Wildest Cat In Town, another EP revisit, had one of the best remembered Cavan lyrics: “Hey Mister tailor don’t get cute/ Well I want me a Teddy Boy suit/ Powder blue jacket with a velvet cuff/ You better work fast or I might get rough.” Lyndon’s guitar takes off like a scalded cat and, at just one minute and 37 seconds long, the LP’s shortest track was a total ripper.

After the average Got A Date With Sally, Side One concluded with another gem: express rocker Fancy Nancy is the sort of thing the band could knock out in their sleep, with a touch of Buddy Holly about it.

Side Two begins with another staple, Rockabilly Star, which dripped with echo. With Lyndon at his most Scotty Moore-like, Cavan sang about how “I know I can’t play piano like Jerry Lee/ Well I can’t wail like Elvis Pres-er-ley.” But who cared? His voice was fine just as it was. Lyndon stayed in Scotty Moore vein for the hiccuppy Why Can’t We Be, and for variety there was a likeable vocal effort from Don on Rita, inspired by a girl he’d met in Copenhagen, before the rapid instrumental Crazy Boogie and Hard Rock Café got pulses racing again.

Teddy Boy Boogie

‘Leaping Lyndon’, with his antics on stage, never lacked attention, but he got his moment in the vocal spotlight on Marilyn. He sounds quite boyish – more Rick Nelson than Elvis. After another Lyndon-penned song, Going Down The Road, the final tracks are Teddy Boy Boogie and Crazy Rhythm. On the latter, Cavan calls out the names of the band, effectively rounding up the show in scintillating style, but the previous number – a re-recording of the first single – had already ensured the band a place in rock’n’roll folklore.

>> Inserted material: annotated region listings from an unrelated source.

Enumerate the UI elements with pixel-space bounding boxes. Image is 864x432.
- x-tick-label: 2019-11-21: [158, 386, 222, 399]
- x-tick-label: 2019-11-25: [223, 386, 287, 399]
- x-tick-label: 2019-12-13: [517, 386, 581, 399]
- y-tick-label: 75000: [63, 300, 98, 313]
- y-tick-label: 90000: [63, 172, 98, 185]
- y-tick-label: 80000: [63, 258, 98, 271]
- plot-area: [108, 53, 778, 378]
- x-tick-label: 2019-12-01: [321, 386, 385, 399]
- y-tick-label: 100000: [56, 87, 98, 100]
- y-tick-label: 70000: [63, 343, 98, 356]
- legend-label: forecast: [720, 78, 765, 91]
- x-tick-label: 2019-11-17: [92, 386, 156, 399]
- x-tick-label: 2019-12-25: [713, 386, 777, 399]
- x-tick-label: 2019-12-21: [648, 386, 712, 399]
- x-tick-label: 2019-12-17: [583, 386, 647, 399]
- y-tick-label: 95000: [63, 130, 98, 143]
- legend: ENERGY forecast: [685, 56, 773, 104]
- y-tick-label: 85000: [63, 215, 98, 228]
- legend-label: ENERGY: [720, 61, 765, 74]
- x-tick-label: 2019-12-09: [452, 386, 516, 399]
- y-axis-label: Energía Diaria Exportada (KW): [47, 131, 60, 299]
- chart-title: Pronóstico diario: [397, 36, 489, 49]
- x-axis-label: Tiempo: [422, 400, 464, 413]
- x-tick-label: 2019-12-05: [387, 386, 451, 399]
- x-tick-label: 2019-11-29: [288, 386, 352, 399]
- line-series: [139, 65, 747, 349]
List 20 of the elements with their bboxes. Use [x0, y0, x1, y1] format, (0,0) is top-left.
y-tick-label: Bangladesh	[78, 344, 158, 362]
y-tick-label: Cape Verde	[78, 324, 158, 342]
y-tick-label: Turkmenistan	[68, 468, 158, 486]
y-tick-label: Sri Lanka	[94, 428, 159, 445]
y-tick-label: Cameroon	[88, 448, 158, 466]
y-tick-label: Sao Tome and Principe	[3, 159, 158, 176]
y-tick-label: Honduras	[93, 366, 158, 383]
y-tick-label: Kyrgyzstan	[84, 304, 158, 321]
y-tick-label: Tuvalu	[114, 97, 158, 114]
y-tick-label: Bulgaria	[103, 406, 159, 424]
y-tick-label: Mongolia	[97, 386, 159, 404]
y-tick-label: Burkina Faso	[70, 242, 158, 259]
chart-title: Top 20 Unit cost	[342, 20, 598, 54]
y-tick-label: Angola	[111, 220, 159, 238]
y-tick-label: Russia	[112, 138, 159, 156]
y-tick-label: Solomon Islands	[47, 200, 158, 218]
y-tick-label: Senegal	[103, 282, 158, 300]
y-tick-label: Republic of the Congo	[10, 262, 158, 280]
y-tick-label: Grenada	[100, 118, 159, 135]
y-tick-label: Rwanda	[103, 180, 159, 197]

The lines about standing on the corner, swinging a chain and whipping out a razor to slit a copper’s throat were actually picked up by Cavan from an older Ted song, though nobody is certain of the origin. Whatever it was, it would forever be associated with a band whose crazy rhythms were danger-tinged. “We were really chuffed with the album,” says Lyndon. “It was so raw and primitive.”